Anna Hunt, Staff.
The use of Monsanto’s Round-up herbicide has increased substantially over the last 40 years. Many researchers are starting to believe that increased use of glyphosate, the active ingredient in Round-up, correlates to the rise in many modern diseases.
According to Dr. Stephanie Seneff, a senior research scientist at the Massachusetts Institute of Technology (MIT), glyphosate appears to be strongly correlated with the rise in Celiac disease, and, more generally, gluten intolerance.
“[G]ut dysbiosis, brought on by exposure to glyphosate, plays a crucial role in the development of celiac disease. Many CYP enzymes are impaired in association with celiac disease, and we show that glyphosate’s known suppression of CYP enzyme activity in plants and animals plausibly explains this effect in humans.” ~ Glyphosate, pathways to modern diseases II: Celiac sprue and gluten intolerance by Dr. Anthony Samsel and Dr. Stephanie Seneff.
Rise in Glyphosate Use in the United States
According to the report published in Environmental Sciences Europe, titled “Trends in glyphosate herbicide use in the United States and globally” by Charles M. Benbrook, there has been a dramatic increase in the amount of glyphosate sprayed on crops since the mid-1990’s. The report states:
Since 1974 in the U.S., over 1.6 billion kilograms of glyphosate active ingredient have been applied, or 19 % of estimated global use of glyphosate (8.6 billion kilograms). Globally, glyphosate use has risen almost 15-fold since so-called “Roundup Ready,” genetically engineered glyphosate-tolerant crops were introduced in 1996.
Two-thirds of the total volume of glyphosate applied in the U.S. from 1974 to 2014 has been sprayed in just the last 10 years. The corresponding share globally is 72 %.
In 2014, farmers sprayed enough glyphosate to apply ~1.0 kg/ha (0.8 pound/acre) on every hectare of U.S.-cultivated cropland and nearly 0.53 kg/ha (0.47 pounds/acre) on all cropland worldwide.

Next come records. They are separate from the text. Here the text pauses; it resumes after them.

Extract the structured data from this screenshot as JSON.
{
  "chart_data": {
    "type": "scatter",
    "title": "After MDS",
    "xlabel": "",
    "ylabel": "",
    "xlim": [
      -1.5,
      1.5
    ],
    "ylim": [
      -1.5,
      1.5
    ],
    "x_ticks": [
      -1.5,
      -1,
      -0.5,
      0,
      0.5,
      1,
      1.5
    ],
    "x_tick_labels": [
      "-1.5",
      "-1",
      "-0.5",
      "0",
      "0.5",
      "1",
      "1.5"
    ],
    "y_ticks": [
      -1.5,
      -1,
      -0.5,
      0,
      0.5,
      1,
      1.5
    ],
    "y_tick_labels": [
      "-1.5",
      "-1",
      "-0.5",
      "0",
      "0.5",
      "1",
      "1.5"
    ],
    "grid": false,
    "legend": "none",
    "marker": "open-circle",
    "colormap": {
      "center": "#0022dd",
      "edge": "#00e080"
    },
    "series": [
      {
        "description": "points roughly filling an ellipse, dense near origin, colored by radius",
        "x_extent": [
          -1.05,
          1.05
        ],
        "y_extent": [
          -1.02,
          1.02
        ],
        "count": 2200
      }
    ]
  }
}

Use of Glyphosate on Non-GMO Wheat Crop
Glyphosate, via the product Roundup, is known to be commonly sprayed on GMO corn, GMO soybean and GMO cotton crops. But what many people may not realize that glyphosate herbicide is also commonly used on non-GMO wheat crop. The practice is so common, that wheat has become the third most common crop to be sprayed with glyphosate.
In 1990, wheat crop in the U.S. was sprayed with over 497,000 pounds of glyphosate. In 2014, this increased 35 fold to over 17.7 million pounds sprayed just in that one year.
In comparison, GMO crops such as corn and soybean were sprayed with over 69.9 million pounds and 122.5 million pounds of glyphosate, respectively, in 2014. The amount used on cotton crops was similar to wheat at 17.4 million pounds. These statistics were reported by the National Agriculture Statistical Service (NASS), which is part of the United States Department of Agriculture. (Source)
The NASS also conducted the 2012 Agricultural Chemical Use Survey among wheat producers in 15 U.S. states. This report is published here. In the report, the NASS revealed that 61% of winter wheat, 99% of durum, and 97% of other spring wheat were treated with herbicides. Glyphosate use was mostly reported by durum wheat farmers.